🚢 Prim's and Kruskal's Algorithm

Minimum Spanning Tree (MST) Problem

Find the minimum spanning tree of a connected graph, ensuring that all vertices are connected with the minimum total edge weight.

Theory

A Minimum Spanning Tree (MST) connects all vertices of a graph with the smallest possible total edge weight, without creating any cycles.

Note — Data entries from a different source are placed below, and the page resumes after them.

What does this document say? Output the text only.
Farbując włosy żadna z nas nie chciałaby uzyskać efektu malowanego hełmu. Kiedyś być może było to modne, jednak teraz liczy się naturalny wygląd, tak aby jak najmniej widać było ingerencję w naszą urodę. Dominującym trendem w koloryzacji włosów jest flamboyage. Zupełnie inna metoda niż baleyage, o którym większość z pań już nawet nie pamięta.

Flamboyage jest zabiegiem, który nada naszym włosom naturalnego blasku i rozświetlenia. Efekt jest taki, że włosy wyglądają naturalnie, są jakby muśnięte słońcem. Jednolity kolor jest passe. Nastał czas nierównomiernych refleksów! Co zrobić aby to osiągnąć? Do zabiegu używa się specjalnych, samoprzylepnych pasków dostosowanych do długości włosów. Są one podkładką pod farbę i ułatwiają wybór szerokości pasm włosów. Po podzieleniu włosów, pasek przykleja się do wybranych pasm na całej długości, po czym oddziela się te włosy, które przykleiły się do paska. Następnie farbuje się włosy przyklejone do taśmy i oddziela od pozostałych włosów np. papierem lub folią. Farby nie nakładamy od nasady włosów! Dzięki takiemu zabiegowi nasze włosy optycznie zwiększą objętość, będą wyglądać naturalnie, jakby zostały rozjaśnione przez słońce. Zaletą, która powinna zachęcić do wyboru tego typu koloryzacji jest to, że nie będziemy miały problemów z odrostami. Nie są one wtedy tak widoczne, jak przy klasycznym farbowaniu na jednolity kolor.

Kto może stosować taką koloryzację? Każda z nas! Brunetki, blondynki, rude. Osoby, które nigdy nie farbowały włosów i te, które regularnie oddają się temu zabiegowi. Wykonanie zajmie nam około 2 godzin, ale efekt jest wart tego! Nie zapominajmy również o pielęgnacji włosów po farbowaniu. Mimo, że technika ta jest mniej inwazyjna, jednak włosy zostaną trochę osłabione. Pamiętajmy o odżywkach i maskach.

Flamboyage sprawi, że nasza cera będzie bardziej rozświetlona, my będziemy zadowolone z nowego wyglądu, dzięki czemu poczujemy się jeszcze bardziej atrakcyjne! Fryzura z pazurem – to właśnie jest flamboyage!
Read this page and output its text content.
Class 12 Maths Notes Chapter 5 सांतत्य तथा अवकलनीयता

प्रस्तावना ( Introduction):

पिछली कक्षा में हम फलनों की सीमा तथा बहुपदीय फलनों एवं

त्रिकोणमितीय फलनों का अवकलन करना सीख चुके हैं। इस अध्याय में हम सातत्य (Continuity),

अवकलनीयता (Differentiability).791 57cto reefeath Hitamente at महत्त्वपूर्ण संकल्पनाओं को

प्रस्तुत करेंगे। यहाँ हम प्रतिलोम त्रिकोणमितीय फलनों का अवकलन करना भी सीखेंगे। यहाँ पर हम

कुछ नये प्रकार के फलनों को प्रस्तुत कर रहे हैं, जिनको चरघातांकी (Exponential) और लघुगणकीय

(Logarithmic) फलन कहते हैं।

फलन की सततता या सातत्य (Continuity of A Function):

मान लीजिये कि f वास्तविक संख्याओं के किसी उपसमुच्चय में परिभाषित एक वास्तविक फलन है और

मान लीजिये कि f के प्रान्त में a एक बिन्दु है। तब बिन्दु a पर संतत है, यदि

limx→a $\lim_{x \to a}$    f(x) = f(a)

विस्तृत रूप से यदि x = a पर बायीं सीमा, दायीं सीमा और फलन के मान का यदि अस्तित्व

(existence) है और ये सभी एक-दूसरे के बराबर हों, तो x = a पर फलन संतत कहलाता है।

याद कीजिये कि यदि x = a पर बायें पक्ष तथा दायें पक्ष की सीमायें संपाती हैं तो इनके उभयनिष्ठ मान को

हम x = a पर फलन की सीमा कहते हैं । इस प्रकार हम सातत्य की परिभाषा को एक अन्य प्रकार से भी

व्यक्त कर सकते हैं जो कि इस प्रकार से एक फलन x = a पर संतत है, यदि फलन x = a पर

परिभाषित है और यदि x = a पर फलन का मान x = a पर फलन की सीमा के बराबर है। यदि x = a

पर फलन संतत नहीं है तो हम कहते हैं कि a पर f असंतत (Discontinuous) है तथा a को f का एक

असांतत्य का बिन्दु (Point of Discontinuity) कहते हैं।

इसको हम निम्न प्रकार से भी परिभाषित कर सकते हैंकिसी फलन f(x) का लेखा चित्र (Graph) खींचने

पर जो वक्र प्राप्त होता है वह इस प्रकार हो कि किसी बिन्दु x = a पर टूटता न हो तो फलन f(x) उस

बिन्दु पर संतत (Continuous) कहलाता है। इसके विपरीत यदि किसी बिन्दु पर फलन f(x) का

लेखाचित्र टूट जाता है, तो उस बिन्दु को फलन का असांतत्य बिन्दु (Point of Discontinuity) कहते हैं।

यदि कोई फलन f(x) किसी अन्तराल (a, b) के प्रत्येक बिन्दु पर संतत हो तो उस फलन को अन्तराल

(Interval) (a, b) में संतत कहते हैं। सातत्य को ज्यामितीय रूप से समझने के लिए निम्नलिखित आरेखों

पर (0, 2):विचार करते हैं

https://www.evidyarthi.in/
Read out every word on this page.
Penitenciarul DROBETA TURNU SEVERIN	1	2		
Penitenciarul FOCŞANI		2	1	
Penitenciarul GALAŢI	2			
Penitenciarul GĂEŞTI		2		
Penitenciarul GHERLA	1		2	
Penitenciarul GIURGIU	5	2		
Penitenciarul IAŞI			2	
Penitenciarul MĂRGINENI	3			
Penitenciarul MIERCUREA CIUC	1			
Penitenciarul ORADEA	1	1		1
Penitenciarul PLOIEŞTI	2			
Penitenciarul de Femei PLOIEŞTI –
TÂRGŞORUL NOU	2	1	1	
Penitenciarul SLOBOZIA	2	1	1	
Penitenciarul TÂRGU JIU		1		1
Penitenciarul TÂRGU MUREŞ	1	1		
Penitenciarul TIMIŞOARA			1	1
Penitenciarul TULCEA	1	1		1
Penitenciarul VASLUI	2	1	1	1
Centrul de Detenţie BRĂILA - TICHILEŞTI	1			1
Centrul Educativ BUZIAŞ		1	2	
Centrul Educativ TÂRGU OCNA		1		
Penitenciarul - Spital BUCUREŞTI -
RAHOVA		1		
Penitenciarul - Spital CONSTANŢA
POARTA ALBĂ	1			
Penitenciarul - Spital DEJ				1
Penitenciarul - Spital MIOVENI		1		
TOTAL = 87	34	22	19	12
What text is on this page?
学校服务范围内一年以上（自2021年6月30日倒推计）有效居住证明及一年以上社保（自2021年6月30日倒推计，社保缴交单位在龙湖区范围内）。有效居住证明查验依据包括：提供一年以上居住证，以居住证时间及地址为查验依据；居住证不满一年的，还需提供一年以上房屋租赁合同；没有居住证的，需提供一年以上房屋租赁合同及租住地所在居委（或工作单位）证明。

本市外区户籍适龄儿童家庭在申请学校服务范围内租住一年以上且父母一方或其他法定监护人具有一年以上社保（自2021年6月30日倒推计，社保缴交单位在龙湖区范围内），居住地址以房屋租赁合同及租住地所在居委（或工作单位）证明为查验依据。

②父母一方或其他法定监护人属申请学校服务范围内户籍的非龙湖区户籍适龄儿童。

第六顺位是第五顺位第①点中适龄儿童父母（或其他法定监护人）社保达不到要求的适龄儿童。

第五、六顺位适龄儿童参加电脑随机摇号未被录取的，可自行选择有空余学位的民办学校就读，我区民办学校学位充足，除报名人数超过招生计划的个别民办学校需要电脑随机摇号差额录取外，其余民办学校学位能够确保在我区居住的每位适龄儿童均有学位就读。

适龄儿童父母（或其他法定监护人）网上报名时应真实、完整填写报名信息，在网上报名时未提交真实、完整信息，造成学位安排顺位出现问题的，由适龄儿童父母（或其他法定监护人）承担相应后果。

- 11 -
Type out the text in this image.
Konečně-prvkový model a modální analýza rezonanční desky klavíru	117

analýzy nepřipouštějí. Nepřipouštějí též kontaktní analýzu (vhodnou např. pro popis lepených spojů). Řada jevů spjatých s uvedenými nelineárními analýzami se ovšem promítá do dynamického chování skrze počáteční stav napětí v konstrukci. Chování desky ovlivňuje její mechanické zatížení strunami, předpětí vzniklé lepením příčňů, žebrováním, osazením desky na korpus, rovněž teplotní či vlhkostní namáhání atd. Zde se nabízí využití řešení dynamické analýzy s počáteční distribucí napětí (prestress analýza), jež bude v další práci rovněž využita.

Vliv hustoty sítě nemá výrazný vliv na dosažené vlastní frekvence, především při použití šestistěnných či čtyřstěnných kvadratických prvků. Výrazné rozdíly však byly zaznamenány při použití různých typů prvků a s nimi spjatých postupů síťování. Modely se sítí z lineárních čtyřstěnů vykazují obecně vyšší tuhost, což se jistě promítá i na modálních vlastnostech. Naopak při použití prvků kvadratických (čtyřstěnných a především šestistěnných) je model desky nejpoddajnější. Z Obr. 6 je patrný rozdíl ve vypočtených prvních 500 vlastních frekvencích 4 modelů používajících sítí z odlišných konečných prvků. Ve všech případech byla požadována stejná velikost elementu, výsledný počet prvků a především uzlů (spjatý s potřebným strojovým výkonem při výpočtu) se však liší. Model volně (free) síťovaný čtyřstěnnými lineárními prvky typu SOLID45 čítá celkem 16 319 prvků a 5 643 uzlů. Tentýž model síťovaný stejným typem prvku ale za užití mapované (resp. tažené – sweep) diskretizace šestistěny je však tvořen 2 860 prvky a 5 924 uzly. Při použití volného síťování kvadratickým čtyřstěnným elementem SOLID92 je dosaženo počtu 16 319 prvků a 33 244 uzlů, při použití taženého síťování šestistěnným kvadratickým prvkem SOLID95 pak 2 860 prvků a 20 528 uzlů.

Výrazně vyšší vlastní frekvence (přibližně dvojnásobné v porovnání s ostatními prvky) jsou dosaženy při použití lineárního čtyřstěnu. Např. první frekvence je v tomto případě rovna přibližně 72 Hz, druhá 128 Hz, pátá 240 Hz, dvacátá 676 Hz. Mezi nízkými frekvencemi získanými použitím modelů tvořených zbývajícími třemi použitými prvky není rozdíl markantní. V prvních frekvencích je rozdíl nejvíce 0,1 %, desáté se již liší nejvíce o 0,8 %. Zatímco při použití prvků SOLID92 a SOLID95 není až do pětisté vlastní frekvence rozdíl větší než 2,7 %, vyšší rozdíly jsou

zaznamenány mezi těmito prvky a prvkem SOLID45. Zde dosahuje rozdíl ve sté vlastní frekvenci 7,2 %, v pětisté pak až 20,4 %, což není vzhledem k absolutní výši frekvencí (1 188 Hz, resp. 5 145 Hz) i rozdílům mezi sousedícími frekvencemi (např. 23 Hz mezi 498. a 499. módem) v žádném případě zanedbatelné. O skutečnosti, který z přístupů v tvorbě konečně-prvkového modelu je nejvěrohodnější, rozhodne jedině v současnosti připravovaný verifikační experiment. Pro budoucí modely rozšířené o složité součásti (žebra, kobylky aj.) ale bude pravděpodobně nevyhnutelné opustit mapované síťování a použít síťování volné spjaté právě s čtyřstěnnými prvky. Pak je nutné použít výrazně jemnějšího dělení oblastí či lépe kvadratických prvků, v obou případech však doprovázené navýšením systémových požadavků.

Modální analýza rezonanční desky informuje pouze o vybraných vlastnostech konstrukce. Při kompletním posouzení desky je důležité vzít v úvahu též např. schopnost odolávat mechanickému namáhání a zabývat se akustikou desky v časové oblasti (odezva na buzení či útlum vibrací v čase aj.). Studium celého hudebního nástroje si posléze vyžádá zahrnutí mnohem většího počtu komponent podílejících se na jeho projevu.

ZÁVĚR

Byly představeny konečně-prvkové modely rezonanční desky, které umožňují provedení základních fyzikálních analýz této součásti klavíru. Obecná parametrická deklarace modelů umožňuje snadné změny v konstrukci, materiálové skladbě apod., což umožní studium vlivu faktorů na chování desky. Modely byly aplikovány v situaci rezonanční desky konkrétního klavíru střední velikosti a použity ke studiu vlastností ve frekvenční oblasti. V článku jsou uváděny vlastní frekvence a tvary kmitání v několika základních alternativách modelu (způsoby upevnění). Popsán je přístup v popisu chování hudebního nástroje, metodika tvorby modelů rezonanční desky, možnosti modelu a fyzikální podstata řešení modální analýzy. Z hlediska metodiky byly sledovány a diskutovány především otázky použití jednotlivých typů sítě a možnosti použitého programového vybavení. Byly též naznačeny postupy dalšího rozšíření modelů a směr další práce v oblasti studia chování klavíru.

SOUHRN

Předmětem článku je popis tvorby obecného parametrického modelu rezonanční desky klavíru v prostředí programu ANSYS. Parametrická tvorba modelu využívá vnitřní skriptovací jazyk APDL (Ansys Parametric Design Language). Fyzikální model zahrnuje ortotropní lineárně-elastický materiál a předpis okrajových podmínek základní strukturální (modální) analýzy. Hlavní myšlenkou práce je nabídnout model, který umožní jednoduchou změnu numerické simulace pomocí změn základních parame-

Two common algorithms for solving the MST problem are Kruskal’s Algorithm and Prim’s Algorithm.

Kruskal’s Algorithm

A greedy approach that processes edges in ascending order of weights and adds them to the MST if they do not form a cycle.

Prim’s Algorithm

Another greedy approach that grows the MST by starting from any arbitrary node and adding the smallest edge that connects a new vertex to the current tree.

Implementation

Kruskal’s Algorithm

class UnionFind:
    def __init__(self, n):
        self.parent = list(range(n))
        self.rank = [0] * n
 
    def find(self, u):
        if self.parent[u] != u:
            self.parent[u] = self.find(self.parent[u])  # Path compression
        return self.parent[u]
 
    def union(self, u, v):
        root_u = self.find(u)
        root_v = self.find(v)
        if root_u != root_v:
            if self.rank[root_u] > self.rank[root_v]:
                self.parent[root_v] = root_u
            elif self.rank[root_u] < self.rank[root_v]:
                self.parent[root_u] = root_v
            else:
                self.parent[root_v] = root_u
                self.rank[root_u] += 1
 
 
def kruskal(graph, num_vertices):
    """
    Finds the minimum spanning tree using Kruskal's algorithm.
 
    Parameters:
        graph (list): List of edges [(u, v, weight)].
        num_vertices (int): Number of vertices in the graph.
 
    Returns:
        list: Edges in the minimum spanning tree.
        int: Total weight of the MST.
    """
    uf = UnionFind(num_vertices)
    mst = []
    total_weight = 0
 
    # Sort edges by weight
    graph.sort(key=lambda x: x[2])
 
    for u, v, weight in graph:
        if uf.find(u) != uf.find(v):  # No cycle
            uf.union(u, v)
            mst.append((u, v, weight))
            total_weight += weight
 
    return mst, total_weight

Runtime:

• Sorting Edges: $(O(E\log V)$
• Union-Find Operations: $O(E\cdot \alpha (V))$, where $\alpha$ is the inverse Ackermann function. Find takes the height of the tree, which we can prove to be up to $O(\lg (n))$, where $n$ is the number of vertices $|V|$.
• Overall: $O(E\log V)$

Prim’s Algorithm

import heapq
 
def prim(graph, num_vertices):
    """
    Finds the minimum spanning tree using Prim's algorithm.
 
    Parameters:
        graph (dict): Adjacency list representation {node: [(neighbor, weight)]}.
        num_vertices (int): Number of vertices in the graph.
 
    Returns:
        list: Edges in the minimum spanning tree.
        int: Total weight of the MST.
    """
    visited = [False] * num_vertices
    mst = []
    total_weight = 0
    pq = [(0, 0, -1)]  # (weight, current_node, parent_node)
 
    while pq and len(mst) < num_vertices - 1:
        weight, current_node, parent = heapq.heappop(pq)
        if visited[current_node]:
            continue
 
        visited[current_node] = True
        if parent != -1:
            mst.append((parent, current_node, weight))
            total_weight += weight
 
        for neighbor, edge_weight in graph[current_node]:
            if not visited[neighbor]:
                heapq.heappush(pq, (edge_weight, neighbor, current_node))
 
    return mst, total_weight

Runtime:

• Priority Queue Operations: $O(E\log V)$
• Overall: $(O(E\log V)$

Notes

Aspect	Kruskal’s	Prim’s
Approach	Greedy by edge	Greedy by growing the tree
Data Structure	Union-Find	Priority Queue
Best for	Sparse graphs	Dense graphs
Runtime	$O(E\log E)$	$O(E\log V)$